Yea, that's what I ended up deciding to do anyway. I'm doing a
multiplayer game server, so I was thinking of having one task per "game
session", so the game session has easy access to each player's TCP
socket. But as I thought about it more, I realized: 1. That may
complicate the handling of connecting/disconnecting (esp. since each
game session is locked to the same players, similar to chess), and 2.
That design might not scale as easily to a load-balanced cluster of game
servers. (Then again, maybe I was wrong...Damn, I gotta
think about it some more...)

I did want to ask about the signal stuff though, to get a better feel
for it:

What sorts of expected use-cases is that for?
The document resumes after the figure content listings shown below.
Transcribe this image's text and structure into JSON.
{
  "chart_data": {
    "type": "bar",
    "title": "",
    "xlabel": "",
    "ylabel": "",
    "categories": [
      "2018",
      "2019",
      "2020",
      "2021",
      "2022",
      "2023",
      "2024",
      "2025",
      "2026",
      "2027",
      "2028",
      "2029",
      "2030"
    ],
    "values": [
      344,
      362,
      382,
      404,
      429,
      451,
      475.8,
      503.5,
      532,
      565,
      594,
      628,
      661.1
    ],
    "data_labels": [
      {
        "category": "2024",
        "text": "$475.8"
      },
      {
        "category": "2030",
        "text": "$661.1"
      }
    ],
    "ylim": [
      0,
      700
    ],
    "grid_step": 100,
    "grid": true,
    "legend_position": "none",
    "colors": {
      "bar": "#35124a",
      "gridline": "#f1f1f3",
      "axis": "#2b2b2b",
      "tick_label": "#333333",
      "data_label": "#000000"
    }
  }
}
Does it make sense to have different signals to the same task
indicating different things?

Since signals only provide wait() with no additional information
attached, it usually makes more sense to use only one signal and use
some kind of additional state variable that indicates what happened. But
signals should be pretty lightweight (at least in the non-finished Win32
back end they are, I would have to test it for libevent) and as such
there would be no problem to do something like this:

Signal[] signals;
//...
int[] refs;
foreach( s; signals ){ s.acquire(); refs ~= s.emitCount; }
while(true){
	foreach( i, s; signals ){
		auto ec = s.emitCount;
		if( refs[i] != ec ){
			signal 1 was emitted refs[i]-ec times
		}
	}
	rawYield();
}

If you signal twice in a row (either the same signal twice, or once with
one signal and then once with a different signal), does the target task
get woken up twice, or just once and then, if it needs to, it queries
the change in the count value to see how many times it was signaled?

Currently it can be both - the destination tasks are woken up multiple
times but the emit count may already be incremented by more than one on
the first run and not incremented at all on the next wake events. So the
emitCount always has to be checked.

What if the count value wraps around?

A reasonably safe way should be to take the difference of the last
recorded emitCount and the current one, which should be very hard to get
up to int.max. There are not supposed to be any other effects apart
from the wrapping itself.

Is it like Posix OS "signals" (which I'm not super familiar with) or a
more general (more light-weight? or are those already light-weight?)
concept of signaling?

(I gather that the signaling is all done with libevent, but
unfortunately I'm not entirely familiar with that either.)

I need to check for libevent to be sure, but at least they are supposed
to be as lightweight as possible. On Windows they are implemented using
a call to PostThreadMessage, which could be better, but there is
always potential to optimize using an HEVENT or something.